Shakespeare's Sonnets Translation Sonnet 118
Like as to make our appetites more keen With eager compounds we our palate urge; As, to prevent our maladies unseen, We sicken to shun sickness when we purge; Ev'n so, being full of your ne'er-cloying sweetness, To bitter sauces did I frame my feeding; And, sick of welfare, found a kind of meetness To be diseased ere that there was true needing.
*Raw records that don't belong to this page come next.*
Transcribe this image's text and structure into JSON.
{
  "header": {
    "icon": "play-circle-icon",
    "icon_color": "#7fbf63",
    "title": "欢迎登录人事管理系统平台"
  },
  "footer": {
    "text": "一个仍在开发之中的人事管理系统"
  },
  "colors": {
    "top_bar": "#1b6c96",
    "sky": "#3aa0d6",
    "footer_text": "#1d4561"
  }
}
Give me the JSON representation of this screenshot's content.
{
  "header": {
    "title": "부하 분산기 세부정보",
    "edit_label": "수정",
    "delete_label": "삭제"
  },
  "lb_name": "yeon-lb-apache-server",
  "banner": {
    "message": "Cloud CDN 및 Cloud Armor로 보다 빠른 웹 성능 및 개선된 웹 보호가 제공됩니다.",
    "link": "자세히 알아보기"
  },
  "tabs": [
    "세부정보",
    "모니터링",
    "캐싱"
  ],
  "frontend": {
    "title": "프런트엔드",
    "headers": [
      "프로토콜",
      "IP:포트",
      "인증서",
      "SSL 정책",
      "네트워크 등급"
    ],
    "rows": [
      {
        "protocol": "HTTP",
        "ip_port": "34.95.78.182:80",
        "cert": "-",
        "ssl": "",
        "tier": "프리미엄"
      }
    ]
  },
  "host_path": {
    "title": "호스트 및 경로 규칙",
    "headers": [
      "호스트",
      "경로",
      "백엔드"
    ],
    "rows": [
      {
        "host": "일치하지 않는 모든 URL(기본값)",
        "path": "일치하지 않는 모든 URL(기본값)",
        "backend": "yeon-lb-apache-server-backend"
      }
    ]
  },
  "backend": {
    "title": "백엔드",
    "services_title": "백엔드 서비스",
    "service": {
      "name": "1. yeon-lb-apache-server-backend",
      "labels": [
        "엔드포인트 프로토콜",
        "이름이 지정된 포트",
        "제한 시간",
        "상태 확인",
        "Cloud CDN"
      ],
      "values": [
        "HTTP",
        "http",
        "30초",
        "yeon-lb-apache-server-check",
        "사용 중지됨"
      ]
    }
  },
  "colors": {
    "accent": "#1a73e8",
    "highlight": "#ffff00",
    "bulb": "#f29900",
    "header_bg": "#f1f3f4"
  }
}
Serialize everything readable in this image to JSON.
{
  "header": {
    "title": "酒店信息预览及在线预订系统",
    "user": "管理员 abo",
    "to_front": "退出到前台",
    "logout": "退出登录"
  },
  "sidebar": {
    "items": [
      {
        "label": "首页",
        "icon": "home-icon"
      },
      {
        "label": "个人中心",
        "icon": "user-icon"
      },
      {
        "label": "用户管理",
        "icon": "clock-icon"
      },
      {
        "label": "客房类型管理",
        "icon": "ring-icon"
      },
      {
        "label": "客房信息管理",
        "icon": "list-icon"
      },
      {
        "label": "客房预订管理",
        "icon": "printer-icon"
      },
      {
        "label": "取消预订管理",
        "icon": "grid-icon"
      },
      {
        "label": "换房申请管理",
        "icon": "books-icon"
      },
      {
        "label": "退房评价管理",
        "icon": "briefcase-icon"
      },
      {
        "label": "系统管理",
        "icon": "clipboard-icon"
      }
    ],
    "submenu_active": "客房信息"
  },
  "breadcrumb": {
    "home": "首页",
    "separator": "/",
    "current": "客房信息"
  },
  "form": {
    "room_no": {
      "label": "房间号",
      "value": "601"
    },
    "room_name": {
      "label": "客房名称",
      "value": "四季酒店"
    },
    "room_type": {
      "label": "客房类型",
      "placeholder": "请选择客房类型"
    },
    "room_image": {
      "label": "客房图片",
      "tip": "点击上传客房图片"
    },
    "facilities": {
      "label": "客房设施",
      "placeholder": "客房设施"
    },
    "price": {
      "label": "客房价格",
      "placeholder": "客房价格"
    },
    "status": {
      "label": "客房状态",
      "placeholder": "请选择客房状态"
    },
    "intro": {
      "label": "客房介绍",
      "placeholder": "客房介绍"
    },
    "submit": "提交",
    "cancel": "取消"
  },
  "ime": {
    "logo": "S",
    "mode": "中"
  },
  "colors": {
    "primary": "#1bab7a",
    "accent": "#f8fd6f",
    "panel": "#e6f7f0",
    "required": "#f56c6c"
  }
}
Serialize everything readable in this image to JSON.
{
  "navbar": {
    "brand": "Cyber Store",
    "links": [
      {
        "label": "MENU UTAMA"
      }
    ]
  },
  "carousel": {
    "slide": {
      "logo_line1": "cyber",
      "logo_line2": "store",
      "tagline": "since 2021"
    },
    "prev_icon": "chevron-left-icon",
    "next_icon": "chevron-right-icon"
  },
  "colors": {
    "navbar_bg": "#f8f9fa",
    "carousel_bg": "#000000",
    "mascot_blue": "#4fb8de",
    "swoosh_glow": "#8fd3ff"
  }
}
Thus policy in love, t' anticipate The ills that were not, grew to faults assured, And brought to medicine a healthful state Which, rank of goodness, would by ill be cured; But thence I learn, and find the lesson true, Drugs poison him that so fell sick of you.
Just as we, to sharpen our appetites,
Stimulate our palates with strong mixtures;
Just so, to prevent illnesses we have not foreseen,
We become sick by purging to avoid sickness.
Even so, being full of your sweetness, which is never too much,
I ate bitter sauces to help my appetite;
And, sick of good health, found it suitable
To make myself sick before I actually became sick.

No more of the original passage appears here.